IM-B is a herbal formula comprising extracts derived from four medicinal herbs previously reported to exhibit antioxidant and anti-inflammatory properties. In this study, the bioactive compounds of IM-B extract, as well as its antioxidant and anti-inflammatory properties, were explored. Chemical compounds in IM-B extract were identified through phytochemical analysis using LC-ESI-QTOF-MS/MS. Fifteen compounds comprising naringenin 5-methyl ether, alpinetin, pinocembrin, 2',4',6'-trihydroxydihydrochalcone, demethoxycurcumin, curcumin, alpinetin methyl ether, caffeic acid, myrcene, bisdemethoxycurcumin, geraniol, pinostrobin, pinostrobin chalcone, cannabidiol, and astaxanthin were analyzed. Based on the total phenolic (106.20 ± 3.11 mg GAE/g extract) and flavonoid (94.65 ± 2.65 mg QE/g extract) contents of the IM-B extract, we consider it a good source of these secondary metabolites.
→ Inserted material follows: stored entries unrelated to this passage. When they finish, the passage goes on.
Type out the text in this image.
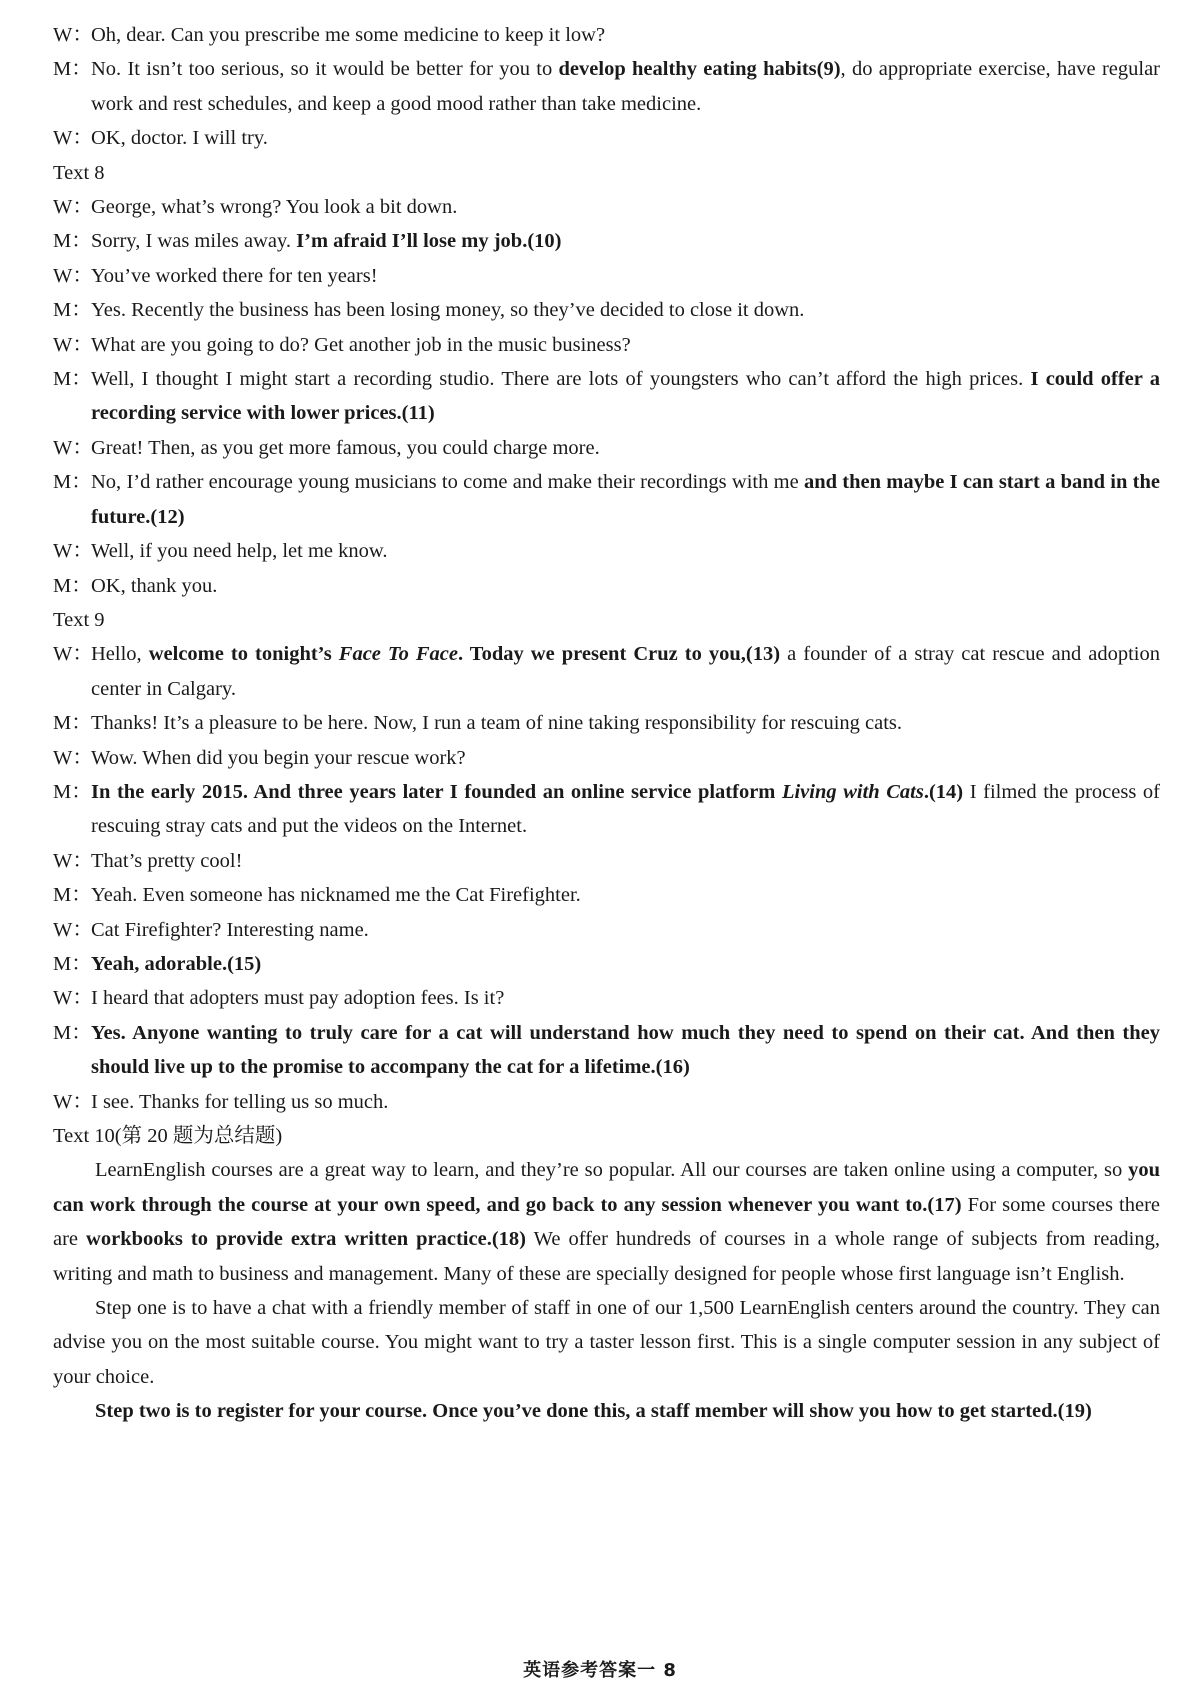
W：
Oh, dear. Can you prescribe me some medicine to keep it low?
M： No. It isn’t too serious, so it would be better for you to develop healthy eating habits(9), do appropriate exercise, have regular work and rest schedules, and keep a good mood rather than take medicine.
W：
OK, doctor. I will try.
Text 8
W：
George, what’s wrong? You look a bit down.
M： Sorry, I was miles away. I’m afraid I’ll lose my job.(10)
W：
You’ve worked there for ten years!
M： Yes. Recently the business has been losing money, so they’ve decided to close it down.
W：
What are you going to do? Get another job in the music business?
M： Well, I thought I might start a recording studio. There are lots of youngsters who can’t afford the high prices. I could offer a recording service with lower prices.(11)
W：
Great! Then, as you get more famous, you could charge more.
M： No, I’d rather encourage young musicians to come and make their recordings with me and then maybe I can start a band in the future.(12)
W：
Well, if you need help, let me know.
M： OK, thank you.
Text 9
W：
Hello, welcome to tonight’s Face To Face. Today we present Cruz to you,(13) a founder of a stray cat rescue and adoption center in Calgary.
M： Thanks! It’s a pleasure to be here. Now, I run a team of nine taking responsibility for rescuing cats.
W：
Wow. When did you begin your rescue work?
M： In the early 2015. And three years later I founded an online service platform Living with Cats.(14) I filmed the process of rescuing stray cats and put the videos on the Internet.
W：
That’s pretty cool!
M： Yeah. Even someone has nicknamed me the Cat Firefighter.
W：
Cat Firefighter? Interesting name.
M： Yeah, adorable.(15)
W：
I heard that adopters must pay adoption fees. Is it?
M： Yes. Anyone wanting to truly care for a cat will understand how much they need to spend on their cat. And then they should live up to the promise to accompany the cat for a lifetime.(16)
W：
I see. Thanks for telling us so much.
Text 10(第 20 题为总结题)
LearnEnglish courses are a great way to learn, and they’re so popular. All our courses are taken online using a computer, so you can work through the course at your own speed, and go back to any session whenever you want to.(17) For some courses there are workbooks to provide extra written practice.(18) We offer hundreds of courses in a whole range of subjects from reading, writing and math to business and management. Many of these are specially designed for people whose first language isn’t English.
Step one is to have a chat with a friendly member of staff in one of our 1,500 LearnEnglish centers around the country. They can advise you on the most suitable course. You might want to try a taster lesson first. This is a single computer session in any subject of your choice.
Step two is to register for your course. Once you’ve done this, a staff member will show you how to get started.(19)
英语参考答案一 8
Its antioxidant activities were 4.03 ± 0.63 μg/mL, 9.11 ± 0.57 μg/mL, and 126.84 ± 0.30 mg FeSO4/g extract based on 2,2'-azino-bis(3-ethylbenzothiazoline-6-sulfonic acid) (ABTS), 2,2-diphenyl-1-picrylhydrazyl (DPPH), and ferric reducing antioxidant power (FRAP) assays, respectively. Analyses of the association of IM-B extract with nitric oxide (NO), prostaglandin E2, and cytokines (tumor necrosis factor-α [TNF-α] and interleukin-6 [IL-6]) revealed that IM-B extract significantly inhibits the LPS-stimulated proinflammatory responses in RAW 264.7 macrophage cells. These findings support the potential effectiveness of IM-B as an herbal supplement in health promotion.